Controlling nanothread backbone structure through precursor design

TL;DR

This paper uses computational design to control the backbone structure of nanothreads by engineering non-covalent interactions in precursor molecules, enabling the formation of heteroatom chains with potential unique properties.

Contribution

It introduces a novel computational approach to precursor design that directs nanothread backbone structure through non-covalent interactions, expanding the possibilities for nanothread properties.

Findings

Functionalized precursors favor heteroatom chain formation

Control over backbone structure via precursor design

Potential for novel properties from heteroatom chains

Abstract

Nanothreads are 1D carbon-based nanomaterials produced by pressure-induced polymerization of multiply unsaturated (and typically aromatic) precursors with multiple bonds between adjacent precursors.

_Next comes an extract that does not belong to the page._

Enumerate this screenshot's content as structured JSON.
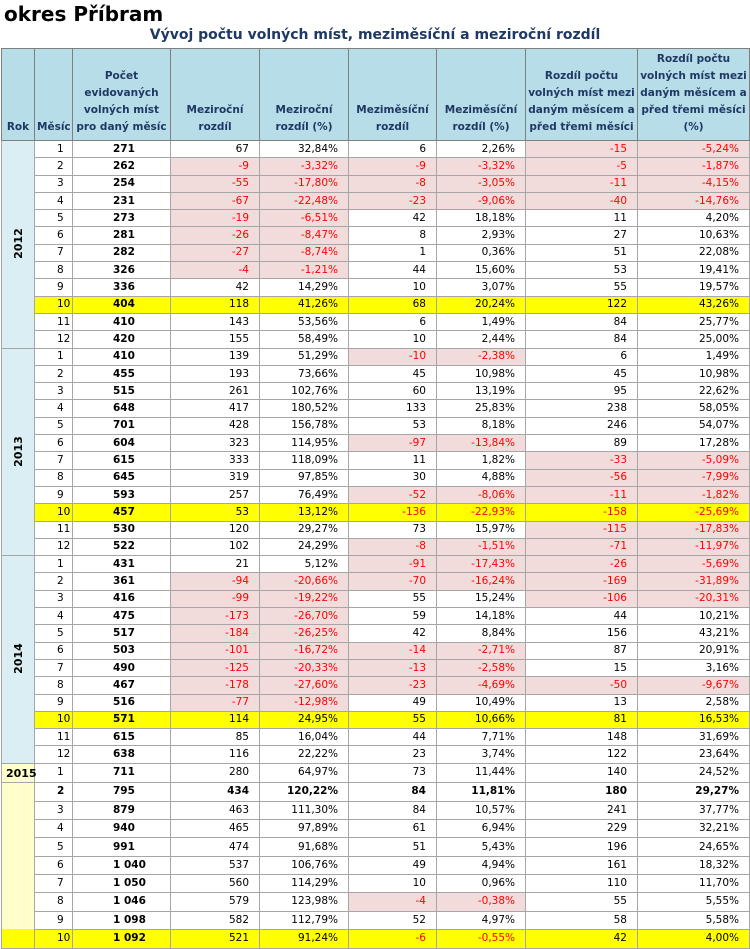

We computationally design non-covalent interactions between functional groups on thread-forming monomers to control the relative stabilities of different nanothread backbones. In particular, functionalized furan or thiophene precursors are identified that favor nanothreads with oxygen or sulfur atoms arrayed along the same side of the thread backbone, rather than on alternating sides as currently seen experimentally for threads formed from unfunctionalized furan or thiophene. This heteroatom chain provides opportunities for unusual properties arising from a sterically compressed one-dimensional chain of p orbitals.